AMCU unseated NUM, the longtime union powerhouse, as the majority union in some mines, many of them platinum, this year. Its president, Joseph Mathunjwa, was a former NUM member before being expelled after a public fall out with the union’s general-secretary, now ANC general secretary, Gwede Mantashe. When Mathunjwa addresses the miners, the 48-year-old son of a Christian Salvation Army preacher, likes to quote from the Book of James, chapter 5: “Go to now, ye rich men, weep and howl for your miseries that shall come upon you. Your riches are corrupted, and your garments are motheaten.”

Mathunjwa says his union has traction because it is free of political connections. “We won’t cry foul and say we want to be cushioned by the government, then we will be no different than NUM,” he said, adding that he had recently presided over a funeral of an AMCU member shot late July. “You stay focused on the issues that affect your members, you don’t expect any help from anyone, except if you talk about supernatural powers, the trinity, the son and the holy ghost.”

NUM, whose membership is 280,000, down from 337,000 last year, has been reluctant to give up power and is disputing AMCU’s majority claims. “We think that this is a temporary measure,  a temporary issued caused by threats and intimidation,” says Lesiba Seshoka, NUM spokesman, about AMCU’s popularity. Seshoka was on his way to Marikana. That day, a female NUM shop steward had been shot in the head after leaving her house to buy a chicken.  Both unions say the violence is beyond their control. “The way things are going now, I’m afraid that things may go out of hand,” says Shesoka.

The ANC government has been criticized for failing to tackle the labor instability. Its longtime political alliance with NUM is partly to blame for the inaction. South Africa’s ruling coalition is a “Tripartite Alliance” between COSATU, the national federation of trade unions, including NUM, the Communist Party, and the ANC, the former liberation movement led by Nelson Mandela.

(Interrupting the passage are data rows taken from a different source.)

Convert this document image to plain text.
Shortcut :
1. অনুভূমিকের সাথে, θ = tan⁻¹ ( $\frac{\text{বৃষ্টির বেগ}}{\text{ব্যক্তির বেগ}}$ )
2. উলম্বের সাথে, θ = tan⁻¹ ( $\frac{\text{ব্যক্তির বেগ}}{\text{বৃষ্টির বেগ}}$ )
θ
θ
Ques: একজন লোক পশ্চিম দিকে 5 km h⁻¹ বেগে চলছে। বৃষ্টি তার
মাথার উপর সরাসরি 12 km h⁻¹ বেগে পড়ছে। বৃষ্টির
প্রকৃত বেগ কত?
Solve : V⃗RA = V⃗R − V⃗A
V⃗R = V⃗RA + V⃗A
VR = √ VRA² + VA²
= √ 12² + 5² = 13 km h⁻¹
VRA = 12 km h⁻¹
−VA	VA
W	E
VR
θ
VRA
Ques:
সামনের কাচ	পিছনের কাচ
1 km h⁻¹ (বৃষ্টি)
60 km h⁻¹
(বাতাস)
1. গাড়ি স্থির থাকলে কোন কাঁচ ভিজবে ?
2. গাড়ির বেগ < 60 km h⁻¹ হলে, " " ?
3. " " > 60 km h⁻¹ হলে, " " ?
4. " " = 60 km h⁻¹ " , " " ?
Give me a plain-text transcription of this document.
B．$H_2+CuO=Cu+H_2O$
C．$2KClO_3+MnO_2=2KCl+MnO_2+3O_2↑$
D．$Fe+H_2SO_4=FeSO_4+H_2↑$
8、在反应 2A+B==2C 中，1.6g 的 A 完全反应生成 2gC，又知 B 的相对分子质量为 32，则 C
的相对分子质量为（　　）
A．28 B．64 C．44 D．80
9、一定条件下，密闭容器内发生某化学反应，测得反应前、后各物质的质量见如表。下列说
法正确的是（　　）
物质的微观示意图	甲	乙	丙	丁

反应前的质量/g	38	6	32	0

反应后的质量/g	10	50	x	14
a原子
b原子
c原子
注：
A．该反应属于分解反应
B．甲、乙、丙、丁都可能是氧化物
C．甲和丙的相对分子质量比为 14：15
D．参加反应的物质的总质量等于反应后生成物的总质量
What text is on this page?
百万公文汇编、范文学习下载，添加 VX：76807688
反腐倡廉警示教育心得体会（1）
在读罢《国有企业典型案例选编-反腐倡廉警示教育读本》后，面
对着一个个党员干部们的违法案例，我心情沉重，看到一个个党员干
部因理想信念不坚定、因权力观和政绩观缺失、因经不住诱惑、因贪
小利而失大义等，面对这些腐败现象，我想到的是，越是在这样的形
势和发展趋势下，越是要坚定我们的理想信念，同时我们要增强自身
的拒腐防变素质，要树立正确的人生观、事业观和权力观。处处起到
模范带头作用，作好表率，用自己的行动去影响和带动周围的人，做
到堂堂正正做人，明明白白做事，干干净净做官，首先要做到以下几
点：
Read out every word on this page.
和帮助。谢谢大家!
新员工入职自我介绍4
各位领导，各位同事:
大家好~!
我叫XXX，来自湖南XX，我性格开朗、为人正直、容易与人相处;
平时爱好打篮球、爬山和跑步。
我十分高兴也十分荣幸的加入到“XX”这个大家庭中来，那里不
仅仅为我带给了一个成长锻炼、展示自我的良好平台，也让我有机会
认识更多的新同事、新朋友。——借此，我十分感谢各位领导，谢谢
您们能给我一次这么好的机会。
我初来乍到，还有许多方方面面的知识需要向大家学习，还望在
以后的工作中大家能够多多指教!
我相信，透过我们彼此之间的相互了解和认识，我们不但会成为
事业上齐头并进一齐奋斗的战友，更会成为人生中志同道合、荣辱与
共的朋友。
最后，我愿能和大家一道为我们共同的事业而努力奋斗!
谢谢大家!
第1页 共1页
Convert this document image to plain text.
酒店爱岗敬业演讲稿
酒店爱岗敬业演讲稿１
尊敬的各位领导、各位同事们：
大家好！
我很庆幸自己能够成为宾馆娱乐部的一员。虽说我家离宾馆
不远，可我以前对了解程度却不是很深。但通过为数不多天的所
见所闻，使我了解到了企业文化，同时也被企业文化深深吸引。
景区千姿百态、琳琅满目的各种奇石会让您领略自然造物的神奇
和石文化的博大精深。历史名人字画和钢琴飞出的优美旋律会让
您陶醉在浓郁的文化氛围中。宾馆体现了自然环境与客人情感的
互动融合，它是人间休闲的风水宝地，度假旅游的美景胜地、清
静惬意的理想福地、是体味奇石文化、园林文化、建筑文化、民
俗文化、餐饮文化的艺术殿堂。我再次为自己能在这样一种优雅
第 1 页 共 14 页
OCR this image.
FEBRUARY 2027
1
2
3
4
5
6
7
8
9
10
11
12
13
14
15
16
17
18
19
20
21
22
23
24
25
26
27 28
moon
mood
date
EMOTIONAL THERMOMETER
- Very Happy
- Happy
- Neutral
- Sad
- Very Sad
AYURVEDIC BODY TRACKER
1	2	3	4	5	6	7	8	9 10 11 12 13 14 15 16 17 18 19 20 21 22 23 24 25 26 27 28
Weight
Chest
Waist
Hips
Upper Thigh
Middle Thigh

Prominent members of the party’s top brass have origins in NUM: the union was formed by ANC Deputy President Cyril Ramaphosa, and ANC General Secretary Gwede Mantashe served as the union’s general secretary, as did former South African president Kgalema Motlanthe.

“These unions played more of a role than in most places in radically changing the circumstances and bringing a political party to power,” says Douglas Foster, author of After Mandela: The Struggle for Freedom in Post-Apartheid South Africa. “Now what’s being figured out is the extent to which this movement is being called to account by members supposedly represented by it, saying we need more attention to the workplace issues, to the equality issues, to health and safety issues, and want to be less impacted in this political process.”

The sustained unrest saps investor confidence in South Africa, says Maurice Mason, a former employee at Anglo American who now works as a mining analyst at Peel Hunt, a broking house. “There are attractive mining environments with compelling economics, which means you don’t have to go to South Africa unless you have an established base there,” says Mason. The country’s economy has taken a hit with the mining industry slump, with its GDP forecast lowered to 2 percent, and the rand falling as low as 15 percent against the dollar. “Where the majority union status is under threat, that can be particularly damaging to productivity,” says Mason, referring to the turf wars between AMCU and NUM. “There is no exaggeration that there are lives at stake.”

Back at Billy’s Tavern, Shimane Phiri is drinking a Castle Lite beer from a can. Phiri works for the South African National Civic Organisation, a mediating group that seeks to prevent violence. But the unions “don’t want to negotiate,” says the 40-year-old, wearing a red beret. “People of AMCU don’t want to see people of NUM. The people of NUM want to destroy AMCU,” says Phiri. “People are miserable,” he says, “they don’t know what to do.”